A series of proclamations and resolutions over the last year has helped showcase the service to America of John Brooks Henderson.
It all started in the former Missouri U.S. Senator’s hometown of Louisiana, where Mayor Tom Wallace signed a proclamation declaring 2013 as the Year of John Brooks Henderson.
The proclamation states that the city “recognizes the importance of one of its own in changing the course of national history” and “encourages its citizens and others in the community to learn more about the life and works” of Henderson.
The Pike County Commission signed a similar document. It recognizes Henderson for playing “a significant role in American history by co-writing the 13th Amendment to the U.S. Constitution banning slavery” and continuing “to make history after the Civil War” through efforts on women’s suffrage, acquitting President Andrew Johnson of impeachment charges, working for peace with Native Americans and prosecuting tax cheats as during the Whiskey Ring scandal.
On Sept. 25, U.S. Rep. Sam Graves of Missouri, who represents Pike County, recognized Henderson by reading into the Congressional Record a statement honoring him.
Graves called Henderson “a quintessential pioneer man” whose “many contributions to the State of Missouri and the United States…ultimately changed the course of history for this nation.”
On Oct. 25, Missouri State Rep. Jim Hansen of Frankford introduced a resolution about Henderson’s life and legacy that was approved by the Missouri House of Representatives.
The resolution honored Henderson for being “a teacher, lawyer, militia commander, state legislator, United States Senator and author,” and said that members of the House “join unanimously to memorialize (his) life and work.”

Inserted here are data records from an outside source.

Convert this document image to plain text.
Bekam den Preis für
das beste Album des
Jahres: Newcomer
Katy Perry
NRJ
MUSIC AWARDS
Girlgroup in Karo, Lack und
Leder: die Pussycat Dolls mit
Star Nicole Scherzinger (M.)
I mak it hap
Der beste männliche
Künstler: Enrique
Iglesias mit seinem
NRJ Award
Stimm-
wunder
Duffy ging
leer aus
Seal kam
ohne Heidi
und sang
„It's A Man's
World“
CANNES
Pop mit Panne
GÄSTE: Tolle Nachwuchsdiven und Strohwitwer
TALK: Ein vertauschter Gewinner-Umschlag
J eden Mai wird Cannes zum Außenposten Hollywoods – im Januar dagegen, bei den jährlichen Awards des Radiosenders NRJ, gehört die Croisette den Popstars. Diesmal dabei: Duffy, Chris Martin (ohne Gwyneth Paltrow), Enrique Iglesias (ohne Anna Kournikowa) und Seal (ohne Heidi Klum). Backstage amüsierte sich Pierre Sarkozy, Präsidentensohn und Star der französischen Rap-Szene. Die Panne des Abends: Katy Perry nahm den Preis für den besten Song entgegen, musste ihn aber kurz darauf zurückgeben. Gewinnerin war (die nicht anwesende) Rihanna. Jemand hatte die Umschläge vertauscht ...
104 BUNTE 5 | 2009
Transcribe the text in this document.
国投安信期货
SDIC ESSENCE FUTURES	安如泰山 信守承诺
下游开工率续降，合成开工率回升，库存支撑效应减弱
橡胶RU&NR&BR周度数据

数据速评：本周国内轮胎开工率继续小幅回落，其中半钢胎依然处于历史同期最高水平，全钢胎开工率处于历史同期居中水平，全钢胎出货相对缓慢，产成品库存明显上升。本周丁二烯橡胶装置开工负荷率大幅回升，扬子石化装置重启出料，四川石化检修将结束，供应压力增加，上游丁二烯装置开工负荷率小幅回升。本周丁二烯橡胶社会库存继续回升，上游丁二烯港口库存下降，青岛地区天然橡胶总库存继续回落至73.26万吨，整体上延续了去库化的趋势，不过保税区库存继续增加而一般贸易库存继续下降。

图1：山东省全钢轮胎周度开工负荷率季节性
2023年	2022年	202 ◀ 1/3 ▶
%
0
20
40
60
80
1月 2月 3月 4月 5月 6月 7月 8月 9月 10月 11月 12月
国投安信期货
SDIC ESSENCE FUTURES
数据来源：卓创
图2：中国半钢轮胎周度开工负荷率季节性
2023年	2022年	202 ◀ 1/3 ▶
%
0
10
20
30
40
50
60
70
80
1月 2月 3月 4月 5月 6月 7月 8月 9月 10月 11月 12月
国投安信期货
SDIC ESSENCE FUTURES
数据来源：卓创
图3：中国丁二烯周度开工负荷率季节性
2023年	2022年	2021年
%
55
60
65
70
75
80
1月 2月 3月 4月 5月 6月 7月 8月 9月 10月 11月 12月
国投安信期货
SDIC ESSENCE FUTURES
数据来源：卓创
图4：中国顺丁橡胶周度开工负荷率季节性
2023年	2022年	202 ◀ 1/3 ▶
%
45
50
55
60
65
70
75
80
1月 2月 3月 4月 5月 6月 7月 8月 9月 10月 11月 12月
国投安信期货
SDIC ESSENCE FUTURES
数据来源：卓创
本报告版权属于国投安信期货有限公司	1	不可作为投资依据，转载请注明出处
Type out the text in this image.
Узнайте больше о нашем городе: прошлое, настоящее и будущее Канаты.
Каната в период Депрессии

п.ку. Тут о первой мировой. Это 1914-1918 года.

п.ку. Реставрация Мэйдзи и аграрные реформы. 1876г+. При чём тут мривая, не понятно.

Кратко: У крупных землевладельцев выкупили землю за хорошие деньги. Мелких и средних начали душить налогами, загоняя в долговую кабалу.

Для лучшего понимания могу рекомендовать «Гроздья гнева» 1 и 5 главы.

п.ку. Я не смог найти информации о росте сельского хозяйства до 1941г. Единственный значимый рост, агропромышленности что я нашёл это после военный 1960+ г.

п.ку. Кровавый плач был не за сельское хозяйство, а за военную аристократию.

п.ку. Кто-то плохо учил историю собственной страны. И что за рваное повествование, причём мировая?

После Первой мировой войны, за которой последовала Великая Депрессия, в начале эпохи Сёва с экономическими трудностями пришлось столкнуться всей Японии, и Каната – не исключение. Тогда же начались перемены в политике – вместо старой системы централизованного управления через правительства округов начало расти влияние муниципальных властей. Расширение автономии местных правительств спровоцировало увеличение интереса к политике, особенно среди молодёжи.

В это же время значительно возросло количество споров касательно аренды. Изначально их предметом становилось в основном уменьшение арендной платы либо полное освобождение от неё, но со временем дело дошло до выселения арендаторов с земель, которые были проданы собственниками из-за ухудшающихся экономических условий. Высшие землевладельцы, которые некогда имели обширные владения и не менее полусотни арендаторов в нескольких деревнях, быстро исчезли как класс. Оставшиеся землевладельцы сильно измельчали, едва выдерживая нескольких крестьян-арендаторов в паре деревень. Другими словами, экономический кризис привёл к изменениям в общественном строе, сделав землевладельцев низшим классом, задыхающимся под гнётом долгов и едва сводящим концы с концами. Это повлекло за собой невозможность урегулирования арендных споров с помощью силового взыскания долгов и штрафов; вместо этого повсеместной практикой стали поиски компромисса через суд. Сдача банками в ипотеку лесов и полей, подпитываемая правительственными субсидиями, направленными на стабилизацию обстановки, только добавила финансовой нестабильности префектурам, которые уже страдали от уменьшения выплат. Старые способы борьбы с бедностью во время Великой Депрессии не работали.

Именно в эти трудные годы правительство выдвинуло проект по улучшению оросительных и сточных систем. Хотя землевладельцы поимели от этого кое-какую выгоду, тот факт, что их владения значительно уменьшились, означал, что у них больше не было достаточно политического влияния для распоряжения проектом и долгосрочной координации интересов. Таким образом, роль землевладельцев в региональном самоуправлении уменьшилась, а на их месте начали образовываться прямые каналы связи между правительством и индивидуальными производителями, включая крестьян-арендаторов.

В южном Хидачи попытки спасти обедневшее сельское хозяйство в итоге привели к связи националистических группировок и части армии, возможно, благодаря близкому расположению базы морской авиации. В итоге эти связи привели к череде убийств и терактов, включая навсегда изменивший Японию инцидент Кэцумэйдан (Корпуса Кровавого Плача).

The final recognition came on Oct. 28, when Missouri State Sen. Brian Munzlinger of Williamstown introduced and saw to passage a resolution honoring Henderson.
“Whereas, while his participation in passage of the Thirteenth Amendment is sufficient to earn John Brooks Henderson an honored place in our nation’s history, he again conspicuously demonstrated his courage while a Senator in the matter of President Andrew Johnson’s impeachment trial, when he broke party ranks, along with six other Republican senators and voted for acquittal, much to the dismay of his constituents (who) denounced, threatened and burned him in effigy.”
Munzlinger goes on to list a famous quote Henderson issued during the impeachment in a telegram to a friend.
“Whereas, on learning how his decision to vote for acquittal was received in Missouri, John Brooks Henderson wired ‘Say to my friends that I am sworn to do impartial justice according to law and conscience, and I will try to do it like an honest man,’ which he did,” Munzlinger wrote.
Louisiana author Brent Engel, who wrote a play about Henderson that was performed during Louisiana Colorfest in October and may be staged again next spring, thanked the legislators and public servants for their efforts.
“All of us who are trying to get the word out about the remarkable life of John Brooks Henderson truly appreciate what those in public office have done to advance his cause,” Engel said. “At a time when the application of the Constitution seems threatened as never before, we must not forget the men and women who once stood, and who still stand, for the rule of law and the sanctity of our national foundations.”